Alfonso broke The Hill’s 500-yard freestyle record as a sophomore and broke his own mark again during the past two seasons, ending with a time of 4:26.73 for third place at the Eastern Interscholastic Swimming Championships.

His main focus this season was to break the school record in the 200 free, set by Ryan Owens in 2015, who beat the time of Alberto Sr.
Alfonso swam a time of a 1:38.73 at Easterns for a fourth-place finish and school record.

Though, he felt no obligation to chase after any of his family’s records, Mestre did make an effort to catch some of his brother’s individual marks in his final high school race during the first legs of the 200 free and 400 free relays.

His 50 free time in the 200 (20.73) and his 100 free time in the 400 (45.36) were not far off his brother’s times (20.00 and 44.57) in those events.

“Not bad for a distance swimmer,” he said with a chuckle.

While he couldn’t quite catch his brother’s individual marks, Alfonso’s relay teams did best the records set by Alberto’s teams in 2015

The first thing Alfonso did after the race was text his older brother to let him know two of his records had been bested.

“Even though we didn’t swim the same events, I think he had the same goals to leave a legacy and a mark at the school,” Alberto Mestre said of his younger brother’s impact.

“It’s definitely a swimming-centered family with them following in their father’s footsteps, but they all have kind of made their own mark,” Agnew added.

Alberto Sr. swam at the University of Florida from 1983-87.

When Alfonso was about seven years old living in Venezuela, his father reached out to Olympian Ryan Lochte, a UF grad, to set up a clinic in the country.

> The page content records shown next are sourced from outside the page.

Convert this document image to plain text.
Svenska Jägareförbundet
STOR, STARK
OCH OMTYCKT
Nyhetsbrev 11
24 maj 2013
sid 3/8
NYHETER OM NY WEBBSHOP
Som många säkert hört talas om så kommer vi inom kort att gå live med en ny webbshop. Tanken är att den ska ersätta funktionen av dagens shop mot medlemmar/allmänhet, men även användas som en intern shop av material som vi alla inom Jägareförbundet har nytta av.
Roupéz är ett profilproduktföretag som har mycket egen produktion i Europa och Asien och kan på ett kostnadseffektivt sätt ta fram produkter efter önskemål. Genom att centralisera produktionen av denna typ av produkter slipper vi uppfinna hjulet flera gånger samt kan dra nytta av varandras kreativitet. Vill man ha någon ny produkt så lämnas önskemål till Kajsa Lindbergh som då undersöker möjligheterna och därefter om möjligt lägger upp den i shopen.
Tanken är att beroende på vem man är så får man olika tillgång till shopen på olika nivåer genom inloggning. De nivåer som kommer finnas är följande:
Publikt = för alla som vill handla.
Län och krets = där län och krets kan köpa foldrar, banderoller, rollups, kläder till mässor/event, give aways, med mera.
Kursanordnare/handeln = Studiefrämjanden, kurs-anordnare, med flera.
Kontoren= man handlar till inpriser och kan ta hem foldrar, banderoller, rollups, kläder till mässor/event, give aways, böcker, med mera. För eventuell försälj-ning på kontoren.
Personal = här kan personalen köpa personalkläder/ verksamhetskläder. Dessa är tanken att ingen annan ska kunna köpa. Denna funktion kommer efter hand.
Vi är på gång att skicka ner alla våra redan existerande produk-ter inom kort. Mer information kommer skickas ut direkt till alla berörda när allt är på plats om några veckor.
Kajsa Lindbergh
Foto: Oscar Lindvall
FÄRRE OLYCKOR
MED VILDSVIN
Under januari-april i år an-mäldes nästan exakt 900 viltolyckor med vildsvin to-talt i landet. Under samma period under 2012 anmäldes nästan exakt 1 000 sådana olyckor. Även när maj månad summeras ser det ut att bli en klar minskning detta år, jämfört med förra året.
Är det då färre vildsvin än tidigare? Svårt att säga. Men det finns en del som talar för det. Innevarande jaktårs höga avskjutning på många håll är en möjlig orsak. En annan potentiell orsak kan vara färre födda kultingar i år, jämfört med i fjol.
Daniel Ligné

Lochte came with Florida men’s head coach Anthony Neste. Ever since then, Alfonso wanted to be a Gator.

He’s set to swim there next year and join his brother, currently training at the school while he prepares to compete for Venezuela in the Pan-American games this summer, on campus shortly after graduation.

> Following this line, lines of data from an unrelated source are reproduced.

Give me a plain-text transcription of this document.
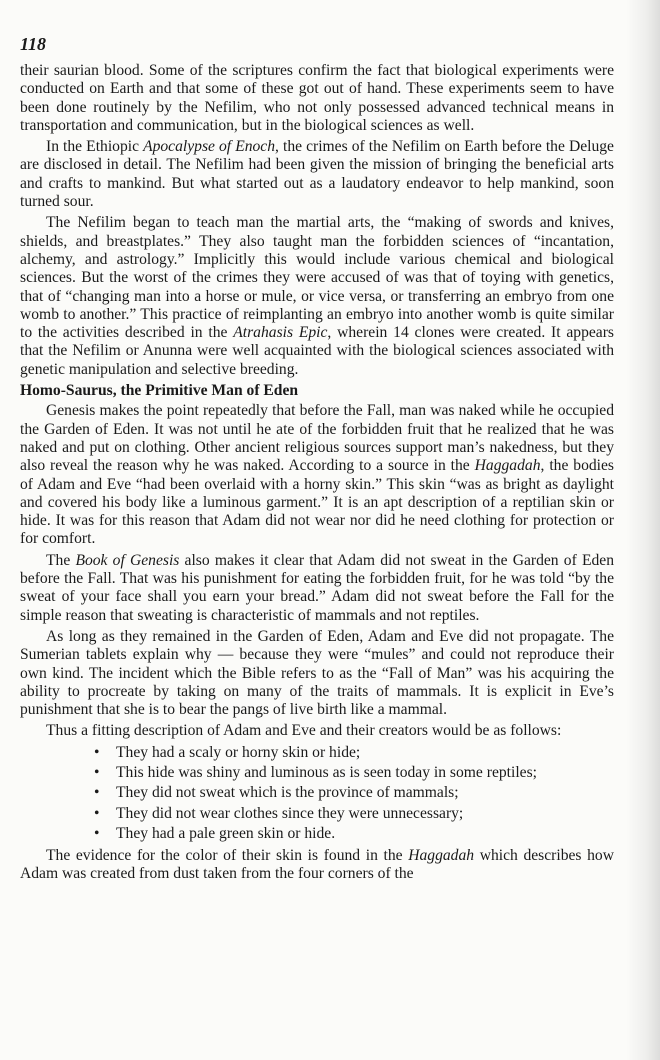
118

their saurian blood. Some of the scriptures confirm the fact that biological experiments were conducted on Earth and that some of these got out of hand. These experiments seem to have been done routinely by the Nefilim, who not only possessed advanced technical means in transportation and communication, but in the biological sciences as well.

In the Ethiopic Apocalypse of Enoch, the crimes of the Nefilim on Earth before the Deluge are disclosed in detail. The Nefilim had been given the mission of bringing the beneficial arts and crafts to mankind. But what started out as a laudatory endeavor to help mankind, soon turned sour.

The Nefilim began to teach man the martial arts, the “making of swords and knives, shields, and breastplates.” They also taught man the forbidden sciences of “incantation, alchemy, and astrology.” Implicitly this would include various chemical and biological sciences. But the worst of the crimes they were accused of was that of toying with genetics, that of “changing man into a horse or mule, or vice versa, or transferring an embryo from one womb to another.” This practice of reimplanting an embryo into another womb is quite similar to the activities described in the Atrahasis Epic, wherein 14 clones were created. It appears that the Nefilim or Anunna were well acquainted with the biological sciences associated with genetic manipulation and selective breeding.

Homo-Saurus, the Primitive Man of Eden

Genesis makes the point repeatedly that before the Fall, man was naked while he occupied the Garden of Eden. It was not until he ate of the forbidden fruit that he realized that he was naked and put on clothing. Other ancient religious sources support man’s nakedness, but they also reveal the reason why he was naked. According to a source in the Haggadah, the bodies of Adam and Eve “had been overlaid with a horny skin.” This skin “was as bright as daylight and covered his body like a luminous garment.” It is an apt description of a reptilian skin or hide. It was for this reason that Adam did not wear nor did he need clothing for protection or for comfort.

The Book of Genesis also makes it clear that Adam did not sweat in the Garden of Eden before the Fall. That was his punishment for eating the forbidden fruit, for he was told “by the sweat of your face shall you earn your bread.” Adam did not sweat before the Fall for the simple reason that sweating is characteristic of mammals and not reptiles.

As long as they remained in the Garden of Eden, Adam and Eve did not propagate. The Sumerian tablets explain why — because they were “mules” and could not reproduce their own kind. The incident which the Bible refers to as the “Fall of Man” was his acquiring the ability to procreate by taking on many of the traits of mammals. It is explicit in Eve’s punishment that she is to bear the pangs of live birth like a mammal.

Thus a fitting description of Adam and Eve and their creators would be as follows:

• They had a scaly or horny skin or hide;
• This hide was shiny and luminous as is seen today in some reptiles;
• They did not sweat which is the province of mammals;
• They did not wear clothes since they were unnecessary;
• They had a pale green skin or hide.

The evidence for the color of their skin is found in the Haggadah which describes how Adam was created from dust taken from the four corners of the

Like the Hill School, there will be reminders of his father’s legacy at Florida. During his official visit to the school, Alfonso saw pictures of his father’s national championship teams.

“For him, it’s going to be quite a similar environment freshman motivation wise, just to not live off the legacy of our father but to create his own legacy,” Alberto said. “I really think with his motivation, he can definitely do that.”